Le journalisme dans la toile d’Internet

La visibilité sur le Web

Pour trouver un site internet, il faut avoir son adresse. Un préalable évident qui a vite conduit a une constatation simple : devant le nombre de pages existantes, il fallait des sites répertoriant les sites. C’est ainsi que sont nés les annuaires : des sites sur lesquels on entrait une courte description de son propre site web, en lui attribuant des catégories. Un outil efficace, mais forcément incomplet. Ce genre de référencement est par nature subjectif, et ne conduit à l’information escomptée qu’avec une méthode infaillible, et du temps. C’est pour répondre au besoin des internautes de trouver des informations rapidement que sont apparus les premiers moteurs de recherche, comme Google.

Google s’est aujourd’hui imposé comme LE moteur de recherche. Or, le référencement automatisé de plus de huit milliards de pages web impose des choix. Un moteur de recherche fonctionne de manière simple : L’utilisateur entre les termes de sa recherche (par exemple : histoire internet), et le moteur lui propose les pages qu’il juge les plus pertinentes.

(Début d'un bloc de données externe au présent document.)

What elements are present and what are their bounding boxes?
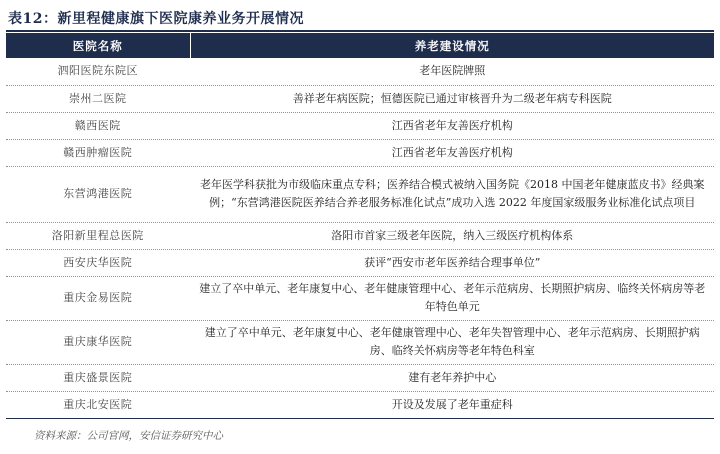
table-row [6, 222, 714, 249]
care-detail-cell: 获评“西安市老年医养结合理事单位” [190, 249, 714, 276]
table-row [6, 85, 714, 112]
hospital-elderly-care-table [6, 33, 714, 419]
care-detail-cell: 老年医院牌照 [190, 58, 714, 85]
care-detail-cell: 建立了卒中单元、老年康复中心、老年健康管理中心、老年示范病房、长期照护病房、临终关怀病房等老年特色单元 [190, 276, 714, 320]
hospital-name-cell: 西安庆华医院 [6, 249, 190, 276]
hospital-name-cell: 重庆盛景医院 [6, 364, 190, 391]
table-title: 表12：新里程健康旗下医院康养业务开展情况 [8, 11, 304, 27]
care-detail-cell: 开设及发展了老年重症科 [190, 391, 714, 418]
care-detail-cell: 洛阳市首家三级老年医院，纳入三级医疗机构体系 [190, 222, 714, 249]
care-detail-cell: 江西省老年友善医疗机构 [190, 112, 714, 139]
hospital-name-cell: 重庆金易医院 [6, 276, 190, 320]
table-row [6, 276, 714, 320]
hospital-name-cell: 赣西医院 [6, 112, 190, 139]
hospital-name-cell: 重庆北安医院 [6, 391, 190, 418]
table-row [6, 320, 714, 364]
table-row [6, 391, 714, 418]
care-detail-cell: 建有老年养护中心 [190, 364, 714, 391]
hospital-name-cell: 赣西肿瘤医院 [6, 139, 190, 166]
table-row [6, 112, 714, 139]
table-header-row [6, 33, 714, 58]
title-underline [6, 30, 714, 32]
hospital-name-cell: 重庆康华医院 [6, 320, 190, 364]
hospital-name-cell: 洛阳新里程总医院 [6, 222, 190, 249]
care-detail-cell: 善祥老年病医院；恒德医院已通过审核晋升为二级老年病专科医院 [190, 85, 714, 112]
column-header-hospital: 医院名称 [6, 33, 190, 58]
hospital-name-cell: 泗阳医院东院区 [6, 58, 190, 85]
table-row [6, 364, 714, 391]
hospital-name-cell: 崇州二医院 [6, 85, 190, 112]
table-row [6, 166, 714, 222]
care-detail-cell: 老年医学科获批为市级临床重点专科；医养结合模式被纳入国务院《2018 中国老年健康蓝皮书》经典案例；“东营鸿港医院医养结合养老服务标准化试点”成功入选 2022 年度国家级服务业标准化试点项目 [190, 166, 714, 222]
care-detail-cell: 江西省老年友善医疗机构 [190, 139, 714, 166]
care-detail-cell: 建立了卒中单元、老年康复中心、老年健康管理中心、老年失智管理中心、老年示范病房、长期照护病房、临终关怀病房等老年特色科室 [190, 320, 714, 364]
column-header-detail: 养老建设情况 [190, 33, 714, 58]
table-row [6, 249, 714, 276]
hospital-name-cell: 东营鸿港医院 [6, 166, 190, 222]
table-row [6, 58, 714, 85]
table-row [6, 139, 714, 166]
source-note: 资料来源：公司官网，安信证券研究中心 [34, 430, 223, 442]
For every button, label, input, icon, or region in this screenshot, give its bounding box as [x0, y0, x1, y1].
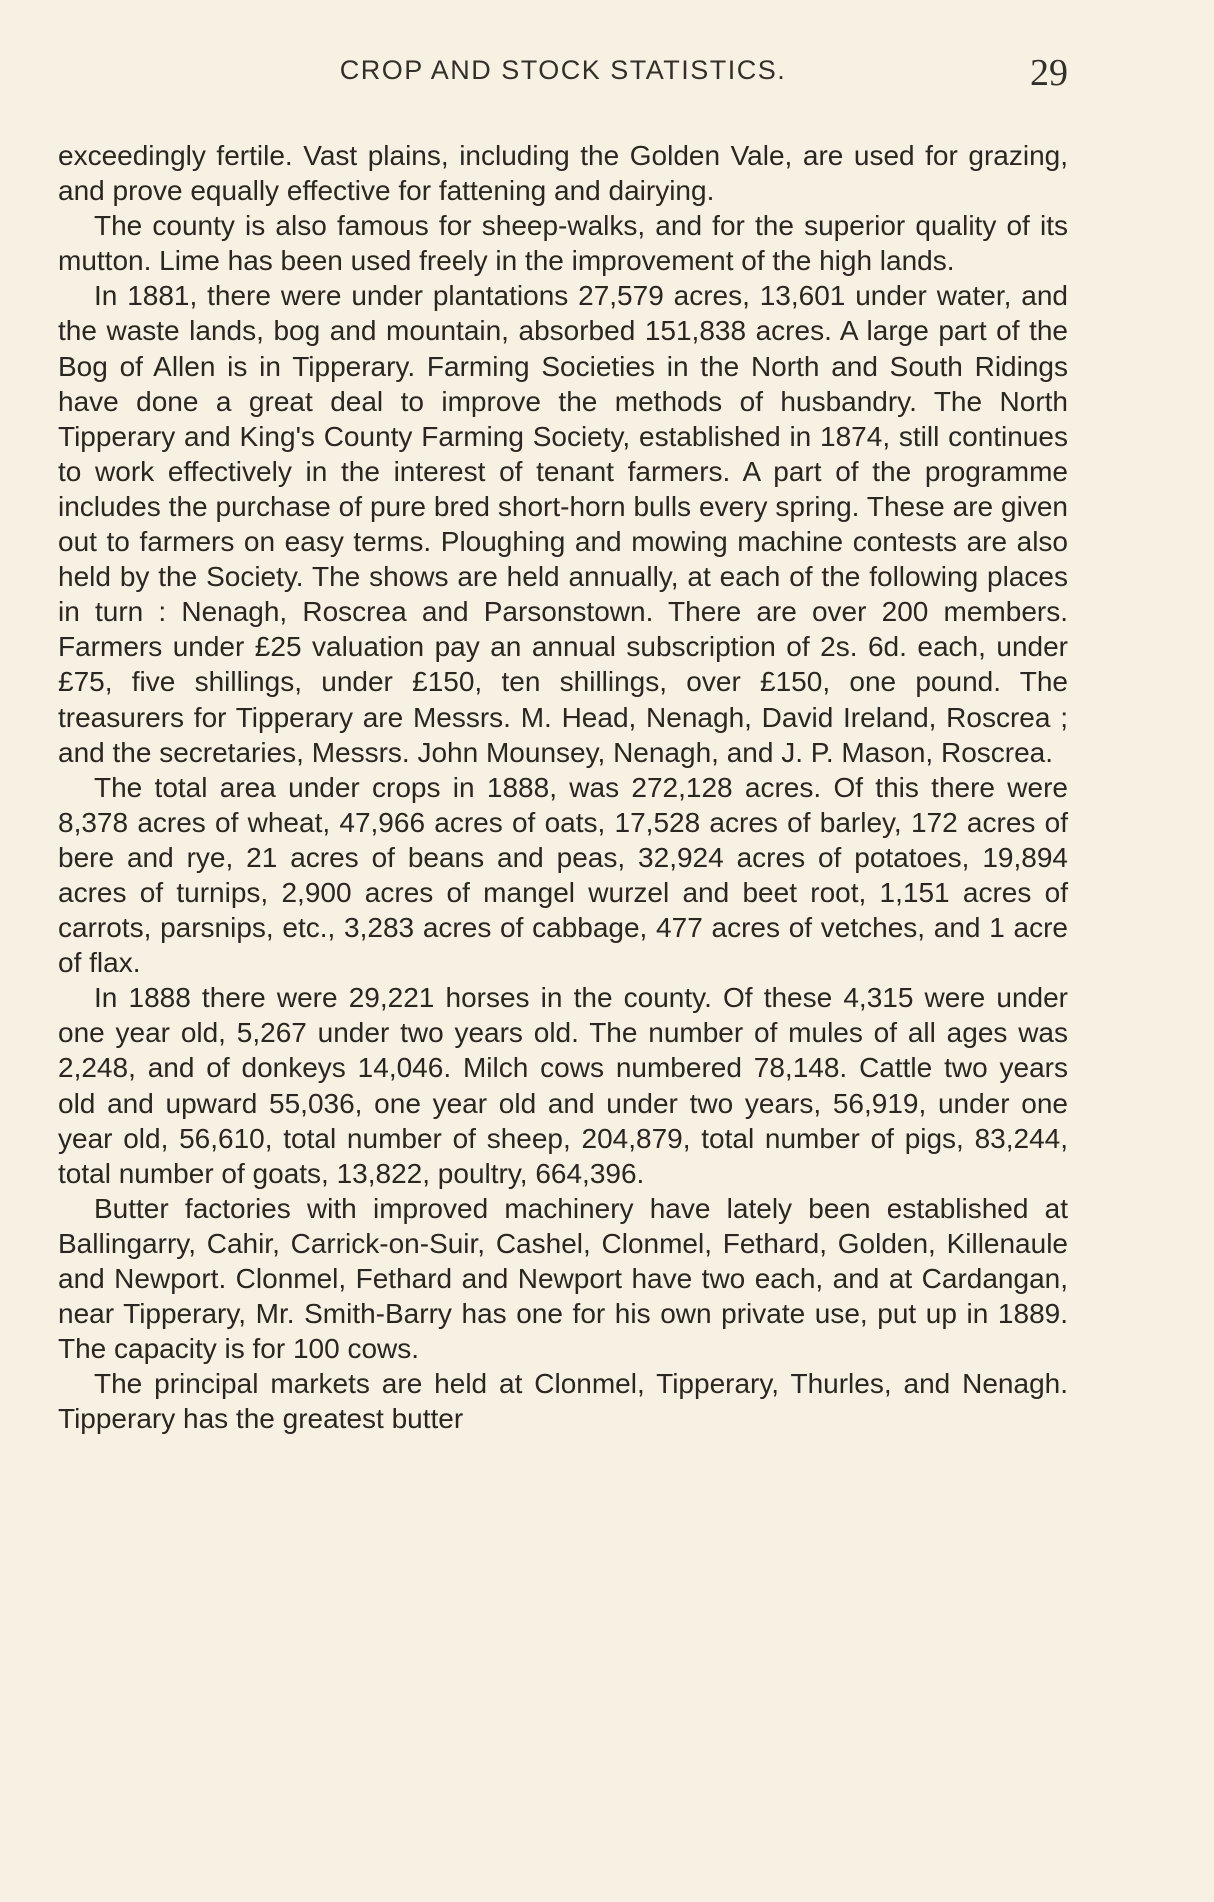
paragraph-markets: The principal markets are held at Clonmel, Tipperary, Thurles, and Nenagh. Tipperary has the greatest butter [58, 1368, 1068, 1435]
running-title: CROP AND STOCK STATISTICS. [339, 55, 787, 85]
page-number: 29 [1030, 52, 1068, 94]
paragraph-butter-factories: Butter factories with improved machinery have lately been established at Ballingarry, Cahir, Carrick-on-Suir, Cashel, Clonmel, Fethard, Golden, Killenaule and Newport. Clonmel, Fethard and Newport have two each, and at Cardangan, near Tipperary, Mr. Smith-Barry has one for his own private use, put up in 1889. The capacity is for 100 cows. [58, 1192, 1068, 1365]
paragraph-farming-societies: In 1881, there were under plantations 27,579 acres, 13,601 under water, and the waste lands, bog and mountain, absorbed 151,838 acres. A large part of the Bog of Allen is in Tipperary. Farming Societies in the North and South Ridings have done a great deal to improve the methods of husbandry. The North Tipperary and King's County Farming Society, established in 1874, still continues to work effectively in the interest of tenant farmers. A part of the programme includes the purchase of pure bred short-horn bulls every spring. These are given out to farmers on easy terms. Ploughing and mowing machine contests are also held by the Society. The shows are held annually, at each of the following places in turn : Nenagh, Roscrea and Parsonstown. There are over 200 members. Farmers under £25 valuation pay an annual subscription of 2s. 6d. each, under £75, five shillings, under £150, ten shillings, over £150, one pound. The treasurers for Tipperary are Messrs. M. Head, Nenagh, David Ireland, Roscrea ; and the secretaries, Messrs. John Mounsey, Nenagh, and J. P. Mason, Roscrea. [58, 280, 1068, 768]
body-text [58, 138, 1068, 1436]
running-head [58, 52, 1068, 95]
paragraph-livestock: In 1888 there were 29,221 horses in the county. Of these 4,315 were under one year old, 5,267 under two years old. The number of mules of all ages was 2,248, and of donkeys 14,046. Milch cows numbered 78,148. Cattle two years old and upward 55,036, one year old and under two years, 56,919, under one year old, 56,610, total number of sheep, 204,879, total number of pigs, 83,244, total number of goats, 13,822, poultry, 664,396. [58, 982, 1068, 1189]
paragraph-sheep-walks: The county is also famous for sheep-walks, and for the superior quality of its mutton. Lime has been used freely in the improvement of the high lands. [58, 210, 1068, 277]
paragraph-crop-area: The total area under crops in 1888, was 272,128 acres. Of this there were 8,378 acres of wheat, 47,966 acres of oats, 17,528 acres of barley, 172 acres of bere and rye, 21 acres of beans and peas, 32,924 acres of potatoes, 19,894 acres of turnips, 2,900 acres of mangel wurzel and beet root, 1,151 acres of carrots, parsnips, etc., 3,283 acres of cabbage, 477 acres of vetches, and 1 acre of flax. [58, 771, 1068, 979]
paragraph-fertility-continued: exceedingly fertile. Vast plains, including the Golden Vale, are used for grazing, and prove equally effective for fattening and dairying. [58, 140, 1068, 207]
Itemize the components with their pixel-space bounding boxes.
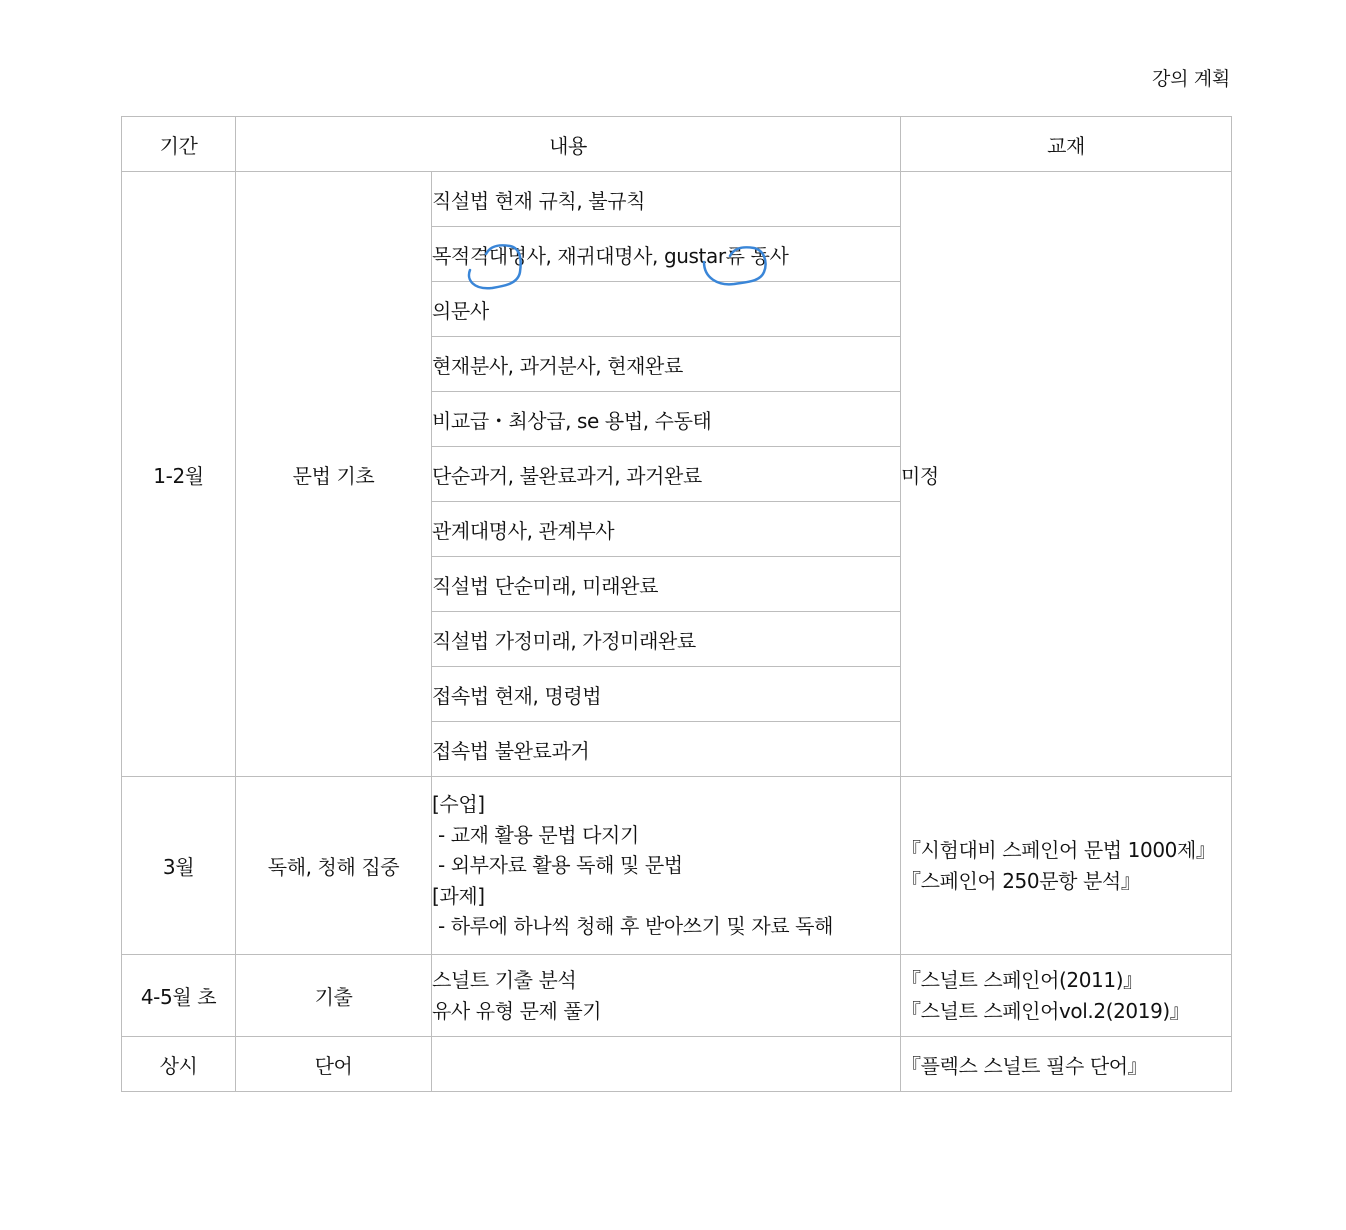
period-cell: 상시 — [122, 1037, 236, 1092]
period-cell: 1-2월 — [122, 172, 236, 777]
document-title: 강의 계획 — [1152, 68, 1230, 90]
table-row — [122, 1037, 1232, 1092]
content-item: 직설법 현재 규칙, 불규칙 — [432, 172, 901, 227]
textbook-line: 『스널트 스페인어(2011)』 — [901, 968, 1143, 992]
content-item: 직설법 가정미래, 가정미래완료 — [432, 612, 901, 667]
period-cell: 3월 — [122, 777, 236, 955]
header-row — [122, 117, 1232, 172]
content-line: - 외부자료 활용 독해 및 문법 — [432, 853, 683, 878]
textbook-line: 『스널트 스페인어vol.2(2019)』 — [901, 998, 1190, 1023]
content-line: [과제] — [432, 883, 485, 908]
header-textbook: 교재 — [901, 117, 1232, 172]
content-item: 접속법 현재, 명령법 — [432, 667, 901, 722]
topic-cell: 단어 — [236, 1037, 432, 1092]
content-item: 접속법 불완료과거 — [432, 722, 901, 777]
content-lines-cell — [432, 777, 901, 955]
table-row — [122, 172, 1232, 227]
content-lines-cell — [432, 955, 901, 1037]
period-cell: 4-5월 초 — [122, 955, 236, 1037]
table-row — [122, 777, 1232, 955]
topic-cell: 독해, 청해 집중 — [236, 777, 432, 955]
header-period: 기간 — [122, 117, 236, 172]
content-line: 유사 유형 문제 풀기 — [432, 998, 602, 1023]
header-content: 내용 — [236, 117, 901, 172]
lecture-plan-table — [121, 116, 1232, 1092]
table-row — [122, 955, 1232, 1037]
textbook-line: 『스페인어 250문항 분석』 — [901, 868, 1141, 893]
textbook-cell — [901, 955, 1232, 1037]
content-item-annotated — [432, 227, 901, 282]
content-item: 단순과거, 불완료과거, 과거완료 — [432, 447, 901, 502]
content-line: - 하루에 하나씩 청해 후 받아쓰기 및 자료 독해 — [432, 914, 833, 939]
textbook-cell — [901, 777, 1232, 955]
textbook-line: 『시험대비 스페인어 문법 1000제』 — [901, 838, 1216, 862]
content-item: 의문사 — [432, 282, 901, 337]
content-line: - 교재 활용 문법 다지기 — [432, 822, 639, 847]
content-empty-cell — [432, 1037, 901, 1092]
content-item: 현재분사, 과거분사, 현재완료 — [432, 337, 901, 392]
annotated-text-wrap — [432, 240, 788, 269]
textbook-cell: 미정 — [901, 172, 1232, 777]
topic-cell: 기출 — [236, 955, 432, 1037]
content-item: 관계대명사, 관계부사 — [432, 502, 901, 557]
topic-cell: 문법 기초 — [236, 172, 432, 777]
content-item: 직설법 단순미래, 미래완료 — [432, 557, 901, 612]
content-line: [수업] — [432, 792, 485, 817]
content-item: 비교급・최상급, se 용법, 수동태 — [432, 392, 901, 447]
content-item-text: 목적격대명사, 재귀대명사, gustar류 동사 — [432, 243, 789, 268]
content-line: 스널트 기출 분석 — [432, 968, 577, 992]
textbook-cell: 『플렉스 스널트 필수 단어』 — [901, 1037, 1232, 1092]
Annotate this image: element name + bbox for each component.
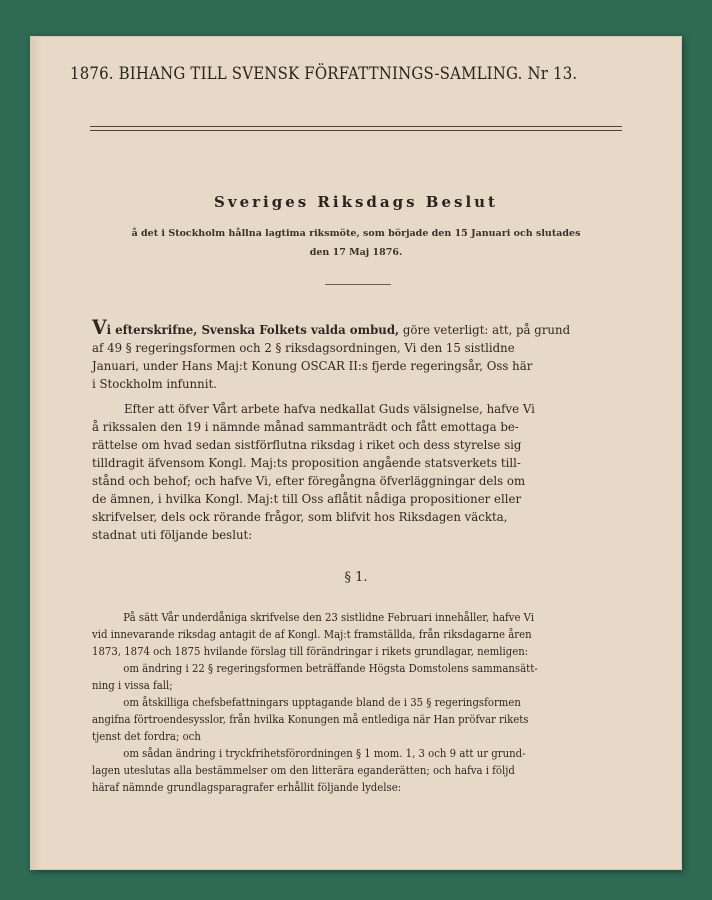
section-line-5: ning i vissa fall; (92, 679, 173, 692)
section-line-7: angifna förtroendesysslor, från hvilka Konungen må entlediga när Han pröfvar rikets (92, 713, 529, 726)
section-heading: § 1. (344, 570, 368, 585)
header-rule-bottom (90, 130, 622, 131)
header-rule-top (90, 126, 622, 127)
second-line-6: de ämnen, i hvilka Kongl. Maj:t till Oss aflåtit nådiga propositioner eller (92, 491, 522, 506)
second-line-8: stadnat uti följande beslut: (92, 527, 253, 542)
section-line-9: om sådan ändring i tryckfrihetsförordningen § 1 mom. 1, 3 och 9 att ur grund- (123, 747, 526, 760)
section-line-10: lagen uteslutas alla bestämmelser om den litterära eganderätten; och hafva i följd (92, 764, 515, 777)
document-subtitle-line-1: å det i Stockholm hållna lagtima riksmöte, som började den 15 Januari och slutades (131, 228, 581, 239)
section-line-2: vid innevarande riksdag antagit de af Kongl. Maj:t framställda, från riksdagarne åren (92, 628, 532, 641)
second-line-7: skrifvelser, dels ock rörande frågor, som blifvit hos Riksdagen väckta, (92, 509, 508, 524)
second-line-3: rättelse om hvad sedan sistförflutna riksdag i riket och dess styrelse sig (92, 437, 522, 452)
second-line-5: stånd och behof; och hafve Vi, efter föregångna öfverläggningar dels om (92, 473, 526, 488)
second-paragraph (92, 400, 624, 544)
section-line-3: 1873, 1874 och 1875 hvilande förslag till förändringar i rikets grundlagar, nemligen: (92, 645, 529, 658)
document-title: Sveriges Riksdags Beslut (214, 193, 498, 211)
second-line-4: tilldragit äfvensom Kongl. Maj:ts proposition angående statsverkets till- (92, 455, 521, 470)
intro-line-3: Januari, under Hans Maj:t Konung OSCAR II:s fjerde regeringsår, Oss här (92, 358, 533, 373)
title-divider (325, 284, 391, 285)
section-1-text (92, 609, 624, 796)
intro-line-2: af 49 § regeringsformen och 2 § riksdagsordningen, Vi den 15 sistlidne (92, 340, 515, 355)
section-line-4: om ändring i 22 § regeringsformen beträffande Högsta Domstolens sammansätt- (123, 662, 538, 675)
intro-line-1 (92, 315, 592, 339)
section-line-1: På sätt Vår underdåniga skrifvelse den 23 sistlidne Februari innehåller, hafve Vi (123, 611, 535, 624)
section-line-8: tjenst det fordra; och (92, 730, 201, 743)
intro-line-4: i Stockholm infunnit. (92, 376, 217, 391)
document-subtitle-line-2: den 17 Maj 1876. (309, 247, 403, 258)
section-line-11: häraf nämnde grundlagsparagrafer erhållit följande lydelse: (92, 781, 402, 794)
second-line-2: å rikssalen den 19 i nämnde månad sammanträdt och fått emottaga be- (92, 419, 519, 434)
intro-line-1-tail: göre veterligt: att, på grund (399, 322, 571, 337)
intro-paragraph (92, 315, 624, 393)
section-line-6: om åtskilliga chefsbefattningars upptagande bland de i 35 § regeringsformen (123, 696, 521, 709)
publication-header: 1876. BIHANG TILL SVENSK FÖRFATTNINGS-SAMLING. Nr 13. (70, 64, 578, 84)
second-line-1: Efter att öfver Vårt arbete hafva nedkallat Guds välsignelse, hafve Vi (123, 401, 535, 416)
intro-lead-phrase: i efterskrifne, Svenska Folkets valda ombud, (106, 322, 400, 337)
drop-letter: V (92, 315, 107, 339)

Sur Google, l’algorithme qui permet ce choix s’appelle le PageRank. C’est un ensemble mathématique prenant en compte le nombre de liens pointant vers cette page, à savoir le nombre d’autres pages proposant d’y accéder. A ceci s’ajoute évidemment la pertinence de la page face à la recherche, notamment en fonction du nombre de fois où ce mot apparaît sur la page proposée en résultat. Evidemment, ce ne sont ici que quelques notions permettant de comprendre un algorithme très complexe.

Comme tout programme, le PageRank de Google, par lequel on peut considérer que passe tout espoir de diffusion d’une page web, a des limites. Pour exploiter au mieux cet algorithme, les webmestres les plus avisés utilisent des procédés venant du marketing. Notamment, par un ajout systématique de messages comprenant un lien vers leur propre site dans des forums ouverts, de booster artificiellement le PageRank d’une page, et donc d’avoir plus de chance qu’un utilisateur la visite lors d’une recherche. Ou certains sites, de téléchargement, par exemple, notant systématiquement au bas de leur page un certain nombre de mots clés de façon répétée. Une technique simple, complètement inutile pour l’utilisateur la plupart du temps, mais efficace en terme de visites [1].

[Suite : Les pionniers de l’information sur la toile]

  1. Un exemple édifiant de ces techniques : Un slogan anti-guerre inventé, reformulé et recyclé par Google… en 42 jours par Andrew Orlowski []

2 réflexions au sujet de « Le journalisme dans la toile d’Internet »

  1. C’est bien l’ennui avec la presse, elle ne s’affaire que pour sa survie et ne voit pas qu’ainsi elle agonise à petit feu.
    L’acceptation résignée ne mène à rien de vivant.

    Adieu la presse.

  2. La presse se porte très mal aujourd’hui financièrement. Et si elle tient à jouir de sa liberté d’expression, il faut impérativement de l’argent dans les caisses. Sans argent le choix n’est pas toujours possible. Maintenant on peut bien évidemment s’interroger sur certaines décisions prises par la presse pour survivre.